Editoras de Papel
· 25 Mai 2004 · 08:00 ·
Quando a 17 de Setembro de 2002 o single Daisy, dos Ezspecial, foi distribuído gratuitamente com o semanário Blitz, muitos não esperariam que se estivesse a dar início a uma espécie de febre – para não dizer moda – discográfica, com álbuns a serem editados através de jornais e suplementos musicais a um ritmo quase semanal e sempre a preços convidativos. A responsabilidade é partilhada por alguns meios de comunicação social e editoras independentes, como a Metrodiscos, Volume, Transformadores, Bairrista! ou Cobra. Ao que parece, o sucesso desta nova táctica editorial está a dar frutos. Mas será sempre assim?

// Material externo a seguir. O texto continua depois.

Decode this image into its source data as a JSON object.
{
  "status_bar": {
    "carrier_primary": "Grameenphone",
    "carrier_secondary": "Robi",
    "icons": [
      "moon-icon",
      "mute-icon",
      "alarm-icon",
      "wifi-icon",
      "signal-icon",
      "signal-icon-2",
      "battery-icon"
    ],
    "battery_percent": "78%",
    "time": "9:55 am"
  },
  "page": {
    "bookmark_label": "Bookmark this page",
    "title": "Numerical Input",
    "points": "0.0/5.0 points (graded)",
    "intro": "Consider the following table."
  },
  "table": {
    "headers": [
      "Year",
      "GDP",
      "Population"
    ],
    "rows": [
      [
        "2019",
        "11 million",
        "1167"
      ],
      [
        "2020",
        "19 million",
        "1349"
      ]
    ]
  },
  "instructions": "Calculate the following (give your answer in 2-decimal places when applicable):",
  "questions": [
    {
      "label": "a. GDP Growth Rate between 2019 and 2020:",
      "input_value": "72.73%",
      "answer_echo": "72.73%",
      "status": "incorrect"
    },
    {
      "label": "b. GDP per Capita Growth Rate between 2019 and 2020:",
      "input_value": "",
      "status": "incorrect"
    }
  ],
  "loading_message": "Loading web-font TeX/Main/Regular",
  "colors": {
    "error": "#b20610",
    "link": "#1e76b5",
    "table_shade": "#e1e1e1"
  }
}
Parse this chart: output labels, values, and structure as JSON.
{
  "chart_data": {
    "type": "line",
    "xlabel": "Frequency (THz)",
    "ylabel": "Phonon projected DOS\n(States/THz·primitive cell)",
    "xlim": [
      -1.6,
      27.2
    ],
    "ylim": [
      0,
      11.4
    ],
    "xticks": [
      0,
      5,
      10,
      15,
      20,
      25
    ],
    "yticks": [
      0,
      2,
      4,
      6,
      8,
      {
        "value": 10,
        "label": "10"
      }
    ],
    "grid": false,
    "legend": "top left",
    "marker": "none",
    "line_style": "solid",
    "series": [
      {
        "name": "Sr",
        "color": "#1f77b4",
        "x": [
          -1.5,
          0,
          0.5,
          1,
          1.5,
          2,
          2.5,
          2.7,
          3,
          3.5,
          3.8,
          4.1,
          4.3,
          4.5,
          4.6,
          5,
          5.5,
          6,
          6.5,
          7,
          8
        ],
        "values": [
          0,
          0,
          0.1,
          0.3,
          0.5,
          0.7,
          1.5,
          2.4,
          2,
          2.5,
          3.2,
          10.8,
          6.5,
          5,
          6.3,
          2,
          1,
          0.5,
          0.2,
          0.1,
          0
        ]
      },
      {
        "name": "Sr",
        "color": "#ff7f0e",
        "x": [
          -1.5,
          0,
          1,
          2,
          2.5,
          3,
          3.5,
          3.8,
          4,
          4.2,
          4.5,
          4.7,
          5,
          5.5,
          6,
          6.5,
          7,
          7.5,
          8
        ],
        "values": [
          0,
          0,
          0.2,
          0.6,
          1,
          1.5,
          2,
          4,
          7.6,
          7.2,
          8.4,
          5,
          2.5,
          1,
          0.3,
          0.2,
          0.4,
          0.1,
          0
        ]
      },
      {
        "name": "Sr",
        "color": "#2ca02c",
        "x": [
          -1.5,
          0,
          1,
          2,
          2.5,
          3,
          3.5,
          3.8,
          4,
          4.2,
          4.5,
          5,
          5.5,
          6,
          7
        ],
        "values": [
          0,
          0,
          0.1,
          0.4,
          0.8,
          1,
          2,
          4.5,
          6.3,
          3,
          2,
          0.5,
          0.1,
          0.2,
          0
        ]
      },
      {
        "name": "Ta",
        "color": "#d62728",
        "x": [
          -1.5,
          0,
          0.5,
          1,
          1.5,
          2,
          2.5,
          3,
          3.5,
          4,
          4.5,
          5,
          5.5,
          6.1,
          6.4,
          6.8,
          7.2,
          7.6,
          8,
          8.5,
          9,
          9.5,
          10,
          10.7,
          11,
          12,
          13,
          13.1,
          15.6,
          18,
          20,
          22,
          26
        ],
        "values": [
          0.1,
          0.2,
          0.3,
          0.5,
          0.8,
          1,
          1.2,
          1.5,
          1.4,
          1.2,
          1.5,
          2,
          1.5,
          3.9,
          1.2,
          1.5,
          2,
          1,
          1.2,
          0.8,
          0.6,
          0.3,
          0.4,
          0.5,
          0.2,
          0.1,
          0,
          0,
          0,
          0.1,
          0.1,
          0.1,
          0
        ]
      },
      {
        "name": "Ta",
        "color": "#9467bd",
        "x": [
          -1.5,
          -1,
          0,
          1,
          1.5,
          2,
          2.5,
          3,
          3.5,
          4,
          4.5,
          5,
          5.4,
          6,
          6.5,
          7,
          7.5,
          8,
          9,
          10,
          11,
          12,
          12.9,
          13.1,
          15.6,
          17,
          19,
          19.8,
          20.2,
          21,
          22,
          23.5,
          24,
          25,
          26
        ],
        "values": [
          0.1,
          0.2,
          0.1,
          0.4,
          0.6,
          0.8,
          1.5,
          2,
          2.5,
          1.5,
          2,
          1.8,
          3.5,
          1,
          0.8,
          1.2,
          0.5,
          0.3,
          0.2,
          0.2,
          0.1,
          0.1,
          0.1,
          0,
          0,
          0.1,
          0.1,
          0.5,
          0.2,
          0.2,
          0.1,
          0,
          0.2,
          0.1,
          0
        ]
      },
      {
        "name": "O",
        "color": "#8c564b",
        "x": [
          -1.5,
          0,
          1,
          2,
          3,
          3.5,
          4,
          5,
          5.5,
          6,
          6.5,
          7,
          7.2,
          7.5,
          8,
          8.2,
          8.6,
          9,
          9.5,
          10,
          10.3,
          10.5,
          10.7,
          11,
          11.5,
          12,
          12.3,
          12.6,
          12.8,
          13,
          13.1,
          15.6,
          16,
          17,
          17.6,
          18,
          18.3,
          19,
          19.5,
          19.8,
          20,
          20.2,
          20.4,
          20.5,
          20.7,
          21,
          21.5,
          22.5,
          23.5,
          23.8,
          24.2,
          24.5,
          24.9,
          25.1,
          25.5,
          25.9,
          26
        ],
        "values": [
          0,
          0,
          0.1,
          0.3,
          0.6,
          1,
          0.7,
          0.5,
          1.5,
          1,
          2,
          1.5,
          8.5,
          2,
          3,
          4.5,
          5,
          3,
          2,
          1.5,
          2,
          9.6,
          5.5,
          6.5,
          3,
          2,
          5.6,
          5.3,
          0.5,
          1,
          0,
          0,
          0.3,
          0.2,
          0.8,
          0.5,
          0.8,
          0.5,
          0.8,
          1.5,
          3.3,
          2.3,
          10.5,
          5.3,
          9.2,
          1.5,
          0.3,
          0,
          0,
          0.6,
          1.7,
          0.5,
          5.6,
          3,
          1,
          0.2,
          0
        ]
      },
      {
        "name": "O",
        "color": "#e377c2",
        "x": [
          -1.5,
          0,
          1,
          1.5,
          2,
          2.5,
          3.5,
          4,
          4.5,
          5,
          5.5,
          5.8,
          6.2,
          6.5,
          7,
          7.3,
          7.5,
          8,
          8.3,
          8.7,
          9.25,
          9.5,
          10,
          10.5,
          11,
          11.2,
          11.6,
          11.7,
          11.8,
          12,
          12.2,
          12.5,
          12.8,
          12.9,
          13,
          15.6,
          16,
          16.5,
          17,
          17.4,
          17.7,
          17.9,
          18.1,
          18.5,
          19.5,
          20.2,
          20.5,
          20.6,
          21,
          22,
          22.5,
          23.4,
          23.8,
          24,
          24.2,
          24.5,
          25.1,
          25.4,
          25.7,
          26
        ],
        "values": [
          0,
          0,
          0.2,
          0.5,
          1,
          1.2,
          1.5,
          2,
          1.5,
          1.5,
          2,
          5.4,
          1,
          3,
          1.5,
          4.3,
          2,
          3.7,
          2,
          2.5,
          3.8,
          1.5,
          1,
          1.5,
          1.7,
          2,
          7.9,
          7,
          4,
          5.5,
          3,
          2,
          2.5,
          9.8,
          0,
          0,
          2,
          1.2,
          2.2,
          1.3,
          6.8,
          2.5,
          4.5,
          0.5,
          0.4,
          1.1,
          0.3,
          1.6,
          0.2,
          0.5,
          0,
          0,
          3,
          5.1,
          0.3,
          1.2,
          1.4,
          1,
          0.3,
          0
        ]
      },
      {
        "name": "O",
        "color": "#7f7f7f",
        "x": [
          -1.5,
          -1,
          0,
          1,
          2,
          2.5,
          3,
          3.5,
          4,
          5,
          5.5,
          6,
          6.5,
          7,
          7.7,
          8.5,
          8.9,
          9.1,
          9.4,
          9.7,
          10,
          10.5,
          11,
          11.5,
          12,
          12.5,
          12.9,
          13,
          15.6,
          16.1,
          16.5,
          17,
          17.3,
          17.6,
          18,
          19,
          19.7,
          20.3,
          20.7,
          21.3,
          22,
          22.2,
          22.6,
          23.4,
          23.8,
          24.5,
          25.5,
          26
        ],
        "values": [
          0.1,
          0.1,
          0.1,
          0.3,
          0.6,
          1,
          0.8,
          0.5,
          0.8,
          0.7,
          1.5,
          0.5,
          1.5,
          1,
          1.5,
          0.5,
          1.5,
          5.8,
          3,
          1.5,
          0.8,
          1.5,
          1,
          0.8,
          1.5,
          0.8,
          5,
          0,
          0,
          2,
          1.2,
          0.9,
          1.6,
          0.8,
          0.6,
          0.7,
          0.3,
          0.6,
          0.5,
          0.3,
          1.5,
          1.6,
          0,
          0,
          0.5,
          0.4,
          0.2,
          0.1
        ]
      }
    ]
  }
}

O recurso aos meios não tradicionais na edição de discos não é novidade. Há já alguns anos que se vem assistindo a esta tendência, porém resumia-se a um universo que contemplava as compilações e colectâneas, nunca álbuns de originais, muito menos de forma continuada e assídua, como é o caso actual. E temos alguns exemplos. A extinta ProMúsica desde a sua criação, em 1997, vinha lançando compilações de projectos da nova música portuguesa. Também a saudosa revista ON, d`O Independente, entre 1999 e 2000, chegou a editar compilações com artistas estrangeiros e nacionais e, posteriormente, apenas com os segundos através dos CD promocionais NorteSulPressON. Entretanto, foram surgindo novas publicações e hoje temos os CD e DVD da Rocksound, Lusobeat, Hip Hop Nation e Dance Club. Podemos ainda referir a edição de compilações temáticas, como a mais recente do Público sobre o Fado e, brevemente, de DVD de concertos e afins que serão distribuídos com o Diário de Notícias. Como se constata, estamos perante “novas editoras”, feitas de papel, que começam a dedicar-se a todo o tipo de edições, do disco ao livro. Concorrência desleal para com as grandes editoras e as lojas? É-me indiferente enquanto consumidor. Adquirir cultura a preços reduzidos começa a tornar-se num hábito saudável. O que podemos retirar desta ideia é que a sobrevivência da imprensa escrita está a passar por este novo processo de “distribuição” de cultura. Se isto se tornar num fenómeno quem irá sofrer consequências? Culparão, depois, as grandes multinacionais, jornais, revistas e editoras independentes, da mesma forma que o fazem agora com os downloads? Será que terão nas lojas de discos um novo aliado? Ainda é cedo para abordar estas questões, mas convém ir pensando nelas pois, a seu tempo, serão motivo de variados debates.

A edição de álbuns com o Blitz e, recentemente, o DNa Música, é mais um sinal que existem pessoas com vontade de mudar o que está mal e, principalmente, em fazer chegar junto do público a música portuguesa que tem, efectivamente, qualidade. Exílio, do Quinteto Tati, ou Nus, dos Mão Morta, são apenas dois exemplos dignos de registo. E isto ainda é o princípio. Agora, há que pensar no aspecto “banalização”. Ou seja, não deixar que este veículo de edição se torne em algo que descure a qualidade. Nesse sentido, há que ter em atenção a habitual tentação para o lucro fácil, sendo aconselhável uma gestão racional em termos editoriais, evitando um presumível desinteresse da parte do consumidor e consequente derrota para quem tenta inverter a actual situação, onde os preços astronómicos estão a cansar a indústria discográfica que, convenhamos, precisa de se renovar para voltar a reconquistar “um” mercado. E só o conseguirá fugindo das sombras onde se esconde, como o IVA e o download ilegal. Chega de bodes expiatórios. Há que partir para a acção ou, num futuro próximo, terão os discos ao alcance de uma tecla ou de um quiosque perto de si.